Het belang van de juiste informatie voor het afsluiten van een verkoopsovereenkomst van een onroerend goed.
1. In ons recht worden overeenkomsten tot overdracht van een onroerend goed strikt geregeld. Dit is logisch gezien de impact ervan op het vermogen van beide contractspartijen.
Wanneer u een onroerend goed wenst te verkopen dient u bepaalde informatie vooraf te bekomen en op te nemen in de onderhandse verkoopovereenkomst opdat deze wettig zou zijn.
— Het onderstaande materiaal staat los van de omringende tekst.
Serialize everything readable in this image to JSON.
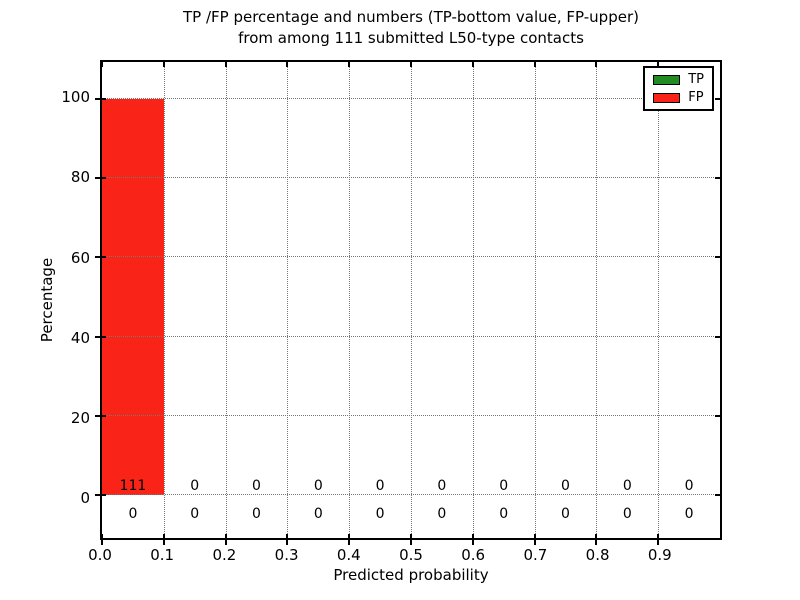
{
  "figure": {
    "title_line1": "TP /FP percentage and numbers (TP-bottom value, FP-upper)",
    "title_line2": "from among 111 submitted L50-type contacts"
  },
  "chart_data": {
    "type": "bar",
    "title": "TP /FP percentage and numbers (TP-bottom value, FP-upper) from among 111 submitted L50-type contacts",
    "xlabel": "Predicted probability",
    "ylabel": "Percentage",
    "total_submitted_contacts": 111,
    "bin_edges": [
      0.0,
      0.1,
      0.2,
      0.3,
      0.4,
      0.5,
      0.6,
      0.7,
      0.8,
      0.9,
      1.0
    ],
    "series": [
      {
        "name": "TP",
        "color": "#228b22",
        "percent_values": [
          0,
          0,
          0,
          0,
          0,
          0,
          0,
          0,
          0,
          0
        ],
        "counts": [
          0,
          0,
          0,
          0,
          0,
          0,
          0,
          0,
          0,
          0
        ]
      },
      {
        "name": "FP",
        "color": "#fa2318",
        "percent_values": [
          100,
          0,
          0,
          0,
          0,
          0,
          0,
          0,
          0,
          0
        ],
        "counts": [
          111,
          0,
          0,
          0,
          0,
          0,
          0,
          0,
          0,
          0
        ]
      }
    ],
    "xticks": [
      "0.0",
      "0.1",
      "0.2",
      "0.3",
      "0.4",
      "0.5",
      "0.6",
      "0.7",
      "0.8",
      "0.9"
    ],
    "xtick_values": [
      0,
      0.1,
      0.2,
      0.3,
      0.4,
      0.5,
      0.6,
      0.7,
      0.8,
      0.9
    ],
    "yticks": [
      "0",
      "20",
      "40",
      "60",
      "80",
      "100"
    ],
    "ytick_values": [
      0,
      20,
      40,
      60,
      80,
      100
    ],
    "xlim": [
      0,
      1.0
    ],
    "ylim": [
      -10.75,
      109.25
    ],
    "grid": true,
    "grid_style": "dotted",
    "legend": {
      "position": "upper right",
      "entries": [
        {
          "label": "TP",
          "color": "#228b22"
        },
        {
          "label": "FP",
          "color": "#fa2318"
        }
      ]
    }
  }
}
Het betreft o.m. een bodemattest (OVAM-attest), informatie m.b.t. het stedenbouwkundig uittreksel uit het plannen- en vergunningenregister, een attest van wettelijk keuring van de elektrische installatie en een EPC-attest.
2. In de rechtspraak zijn uitspraken terug te vinden waarbij tot de nietigheid van de verkoop werd besloten doordat in de onderhandse akte van verkoop verzuimd was te vermelden welke de stedenbouwkundige bestemming van het onroerend goed was. Zelfs al is het onroerend goed in een woonzone gelegen, blijft het noodzakelijk te vermelden dat het om bouwgrond gaat. Het is immers mogelijk dat een bepaald stuk van de grond landbouwgrond is en daarop dus niet kan gebouwd worden. Dit is informatie die essentieel zijn voor een eventuele koper. Deze informatie blijkt uit het uittreksel uit het plannenregister dat de meest recente stedenbouwkundige bestemming van dit goed bevat en welke in de verkoopovereenkomst dient te worden overgenomen (Art.5.2.5. VCRO).
Deze verplichting werd in een arrest van het Hof van Beroep te Antwerpen van 3 december 2007 trouwens geacht de openbare orde te raken, zodat de partijen er zelfs geen afstand van kunnen doen. In het arrest van het Hof van Cassatie van 3 november 2011 werd evenwel geoordeeld dat de nietigheid relatief van aard is.
Ook overeenkomsten die tot stand kwam met miskenning van de precontractuele informatieverplichtingen uit het Bodemdecreet, m.n. de niet vermelding in de overeenkomst van het bodemattest en zijn inhoud (Art. 101 Bodemdecreet) gaven reeds aanleiding tot nietigheid.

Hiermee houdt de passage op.